Customizing dynamic agent certificates
Procedure to use customized certificates for the dynamic agent
About this task
To customize dynamic agent certificates, perform the following steps:
Procedure
-
On the master domain manager,
generate a self-signed certificate or issue a certificate sign request to a CA.
For example, you can generate the private key to be used for signing the custom
certificate by issuing the following command:
openssl genrsa -des3 -out tls.key 2048
-
Create the certificate sign request:
openssl req -new -key tls.key -out tls.csr -config /usr/Tivoli/TWS/OpenSSL64/1.0.0/bin/openssl.cnf
-
Send the .csr to the CA:
openssl x509 -req -in tls.csr -days 3650 -CA ca.crt -CAkey ca.key -CAcreateserial -out tls.crt
Note: If you do not specify the -CAcreateserial parameter, the default certificate validity of 30 days applies. - Run the AgentCertificateDownloader script on the dynamic agent. The script connects to the master domain manager, downloads the certificates in .PEM format (tls.key, tls.crt, ca.crt files), and deploys them to the agent. The certificates must be available on the master domain manager in a specific path. For more information, see Certificates download to dynamic agents - AgentCertificateDownloader script.
-
On the master domain manager,
import the CA certificate in the
TWSServerTrustFile.jks:
keytool -importcert -file ca.crt -keystore TWSServerTrustFile.jks -alias ca -trustcacerts
-
On the master domain manager,
extract the public key to a certificate file from the private key of the
master domain manager keystore
(TWSServerKeyFile.jks):
keytool -exportcert -alias server -file pkserver.cer -keystore TWSServerKeyFile.jks -storetype jks
-
On the master domain manager,
edit the TWA_DATA_DIR/broker/config/BrokerWorkstation.properties file and
update the list of authorized Common Names for the dynamic domain manager (broker). Append
the Common Name used for the custom certificate to the
Broker.AuthorizedCNs
property:Broker.AuthorizedCNs=Server;ServerNew;new_CN
-
On the dynamic agent,
add the certificate extracted at step 6 into the keystore of the dynamic agent
TWSClientKeyStore.kdb and into
TWSClientKeyStoreJKS.jks:
gsk8capicmd_64 -cert -add -db TWSClientKeyStore.kdb -file pkserver.cer -label server -trust enable -stashed
-
Add the same certificate to
TWSClientKeyStoreJKS.jks:
keytool -importcert -file pkserver.cer -keystore TWSClientKeyStoreJKS.jks -alias server
Configuring custom certificates for the remote broker resource CLI
About this task
To customize dynamic agent certificates, perform the following steps:
Procedure
-
On the dynamic agent, generate a self-signed certificate or import the certificate from a
certificate authority into the agent keystore
TWSClientKeyStore.kdb.
- Import the certification authority keys also into TWSClientKeyStoreJKS.jks.

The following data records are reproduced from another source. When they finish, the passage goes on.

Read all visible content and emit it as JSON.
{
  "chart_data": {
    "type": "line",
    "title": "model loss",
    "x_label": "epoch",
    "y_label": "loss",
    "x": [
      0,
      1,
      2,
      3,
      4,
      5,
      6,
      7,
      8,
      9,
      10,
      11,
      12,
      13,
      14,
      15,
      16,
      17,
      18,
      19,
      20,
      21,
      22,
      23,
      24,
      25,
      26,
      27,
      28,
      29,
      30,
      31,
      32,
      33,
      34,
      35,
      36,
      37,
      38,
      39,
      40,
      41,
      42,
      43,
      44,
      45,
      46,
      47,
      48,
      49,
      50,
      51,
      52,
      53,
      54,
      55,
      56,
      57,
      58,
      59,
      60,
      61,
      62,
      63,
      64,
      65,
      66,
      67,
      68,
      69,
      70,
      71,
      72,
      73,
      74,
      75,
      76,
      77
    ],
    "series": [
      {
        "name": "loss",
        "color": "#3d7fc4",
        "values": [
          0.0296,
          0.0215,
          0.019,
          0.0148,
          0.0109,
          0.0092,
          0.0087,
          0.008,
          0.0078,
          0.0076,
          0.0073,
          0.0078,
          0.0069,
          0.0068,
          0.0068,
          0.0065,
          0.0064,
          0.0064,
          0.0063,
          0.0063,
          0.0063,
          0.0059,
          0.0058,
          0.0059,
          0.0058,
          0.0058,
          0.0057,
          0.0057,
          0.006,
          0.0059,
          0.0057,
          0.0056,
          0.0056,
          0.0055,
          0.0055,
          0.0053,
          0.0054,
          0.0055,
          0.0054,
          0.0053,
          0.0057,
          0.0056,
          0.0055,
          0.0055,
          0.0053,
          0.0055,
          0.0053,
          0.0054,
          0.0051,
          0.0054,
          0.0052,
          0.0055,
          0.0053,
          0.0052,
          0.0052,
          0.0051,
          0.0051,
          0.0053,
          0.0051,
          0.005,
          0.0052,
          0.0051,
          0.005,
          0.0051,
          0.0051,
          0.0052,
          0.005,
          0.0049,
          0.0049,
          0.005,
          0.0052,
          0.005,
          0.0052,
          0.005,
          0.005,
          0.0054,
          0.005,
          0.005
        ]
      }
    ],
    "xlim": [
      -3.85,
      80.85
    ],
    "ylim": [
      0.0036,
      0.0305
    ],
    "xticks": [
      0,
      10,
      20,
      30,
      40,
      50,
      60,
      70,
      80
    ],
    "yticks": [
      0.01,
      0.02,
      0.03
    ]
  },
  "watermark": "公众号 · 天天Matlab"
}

- If you have generated a self-signed certificate in TWSClientKeyStore.kdb, export it and import it into TWSClientKeyStoreJKS.jks.
- On the dynamic agent, extract to a file the certificate generated at step 1 from the dynamic agent keystore.
- On the master domain manager, add the certificate extracted at step 2 into the truststore of the master domain manager (TWSServerTrustFileTrust.jks).